There was a time, in the not too distant past, when Aplomado Falcons, the lanky, lead-colored racers of the American southwest, ranged from the coastal plain of Texas all the way across the southern US into Arizona. Then they were gone, more or less mysteriously disappearing from their northern reaches in the early part of the 20th Century due to reasons not well understood. Intensive cattle ranching, and its effect on falcon prey specoies, may have played a role, or an ongoing century long drought in the southwest that has made parts of the region wildly different than it was 100 years prior. Whatever the cause, the last known breeding pair, in New Mexico, failed to fledge young in the 1950s and after that the only Aplomado Falcons north of the Rio Grande were the occasional vagrant, as noteworthy then as Crimson-collared Grosbeak or Ruddy Ground-Dove is now.
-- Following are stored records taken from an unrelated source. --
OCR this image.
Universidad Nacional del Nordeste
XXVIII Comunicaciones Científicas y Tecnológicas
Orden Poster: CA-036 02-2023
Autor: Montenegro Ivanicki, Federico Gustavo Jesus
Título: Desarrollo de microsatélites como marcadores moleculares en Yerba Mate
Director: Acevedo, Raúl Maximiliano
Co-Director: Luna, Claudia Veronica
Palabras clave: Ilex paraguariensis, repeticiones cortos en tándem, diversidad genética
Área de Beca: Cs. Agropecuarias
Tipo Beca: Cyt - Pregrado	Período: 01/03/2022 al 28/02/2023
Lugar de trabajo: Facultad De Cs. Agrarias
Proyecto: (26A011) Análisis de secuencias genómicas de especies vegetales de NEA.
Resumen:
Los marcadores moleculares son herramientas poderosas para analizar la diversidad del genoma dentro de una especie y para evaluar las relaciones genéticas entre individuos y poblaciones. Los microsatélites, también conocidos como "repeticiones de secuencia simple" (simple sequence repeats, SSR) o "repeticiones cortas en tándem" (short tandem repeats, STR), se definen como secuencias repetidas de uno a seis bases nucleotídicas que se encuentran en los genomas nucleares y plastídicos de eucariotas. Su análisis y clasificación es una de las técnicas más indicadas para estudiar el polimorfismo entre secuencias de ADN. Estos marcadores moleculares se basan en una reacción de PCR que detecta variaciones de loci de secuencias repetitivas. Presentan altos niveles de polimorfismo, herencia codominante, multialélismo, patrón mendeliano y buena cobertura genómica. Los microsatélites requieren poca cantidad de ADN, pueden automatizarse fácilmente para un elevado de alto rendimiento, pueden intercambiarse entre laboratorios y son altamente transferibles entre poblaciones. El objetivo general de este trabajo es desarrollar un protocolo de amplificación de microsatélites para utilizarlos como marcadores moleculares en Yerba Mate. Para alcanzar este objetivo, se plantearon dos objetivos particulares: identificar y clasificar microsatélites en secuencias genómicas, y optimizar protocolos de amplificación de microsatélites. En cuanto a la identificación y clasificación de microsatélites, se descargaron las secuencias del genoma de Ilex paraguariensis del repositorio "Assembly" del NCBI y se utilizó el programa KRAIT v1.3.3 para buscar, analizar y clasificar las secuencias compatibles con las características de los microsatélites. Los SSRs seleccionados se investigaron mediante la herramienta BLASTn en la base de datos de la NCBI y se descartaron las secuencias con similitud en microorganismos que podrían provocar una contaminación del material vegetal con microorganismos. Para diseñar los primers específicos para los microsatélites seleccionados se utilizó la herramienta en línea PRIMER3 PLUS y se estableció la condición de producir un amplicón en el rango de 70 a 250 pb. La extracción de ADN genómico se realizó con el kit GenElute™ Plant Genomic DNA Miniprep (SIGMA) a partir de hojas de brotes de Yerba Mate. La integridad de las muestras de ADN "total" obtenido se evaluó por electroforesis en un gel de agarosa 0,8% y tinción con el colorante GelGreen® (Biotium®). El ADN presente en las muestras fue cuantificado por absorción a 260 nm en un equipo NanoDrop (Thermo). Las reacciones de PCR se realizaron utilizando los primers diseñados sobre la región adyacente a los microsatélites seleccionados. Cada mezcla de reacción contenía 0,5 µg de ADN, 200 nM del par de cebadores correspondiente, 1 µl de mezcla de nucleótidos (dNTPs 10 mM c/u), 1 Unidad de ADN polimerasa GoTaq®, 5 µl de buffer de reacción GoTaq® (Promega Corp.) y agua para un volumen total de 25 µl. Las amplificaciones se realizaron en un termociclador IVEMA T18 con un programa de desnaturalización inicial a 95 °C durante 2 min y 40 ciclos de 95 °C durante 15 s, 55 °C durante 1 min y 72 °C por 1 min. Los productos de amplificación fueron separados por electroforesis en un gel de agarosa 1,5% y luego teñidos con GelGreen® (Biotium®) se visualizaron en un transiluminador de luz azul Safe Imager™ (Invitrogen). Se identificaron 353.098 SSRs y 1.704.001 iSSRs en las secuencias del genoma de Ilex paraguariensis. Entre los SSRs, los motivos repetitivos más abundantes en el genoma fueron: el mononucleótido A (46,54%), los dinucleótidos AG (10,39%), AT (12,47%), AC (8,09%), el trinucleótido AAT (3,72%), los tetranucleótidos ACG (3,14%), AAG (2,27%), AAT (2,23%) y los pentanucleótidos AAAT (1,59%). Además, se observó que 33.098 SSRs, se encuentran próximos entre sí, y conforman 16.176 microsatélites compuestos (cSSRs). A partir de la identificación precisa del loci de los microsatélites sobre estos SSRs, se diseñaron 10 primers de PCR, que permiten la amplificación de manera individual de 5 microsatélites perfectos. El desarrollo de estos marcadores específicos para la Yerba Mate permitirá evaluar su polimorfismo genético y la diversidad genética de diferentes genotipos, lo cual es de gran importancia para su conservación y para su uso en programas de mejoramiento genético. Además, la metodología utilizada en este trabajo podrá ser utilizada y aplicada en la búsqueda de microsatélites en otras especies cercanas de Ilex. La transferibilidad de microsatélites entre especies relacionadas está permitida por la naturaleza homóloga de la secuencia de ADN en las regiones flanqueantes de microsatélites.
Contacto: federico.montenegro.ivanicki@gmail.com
That all changed when in 1987 hacked individuals were released in the area around Laguna Atascosa NWR in coastal Texas, historically a stronghold for the species. I actually saw one of these birds in 1995, an adult perched on a fencepost next to the road in the late afternoon sun. I don’t remember much about it, the fog of time conspires to recreate the memory for me now as nearly dream-like, except that the extensive jewelry the bird wore on both legs marked it as one of these reintroduced birds. Notably, 1995 was the first year the introduced Aplomados bred on their own, and since then nearly 100 captive-bred birds have been released in and around Atascosa resulting in 37 pairs and 92 wild raised fledglings, making the coastal plain of Cameron County, Texas, the best place north of Mexico to find these unspeakably beautiful raptors.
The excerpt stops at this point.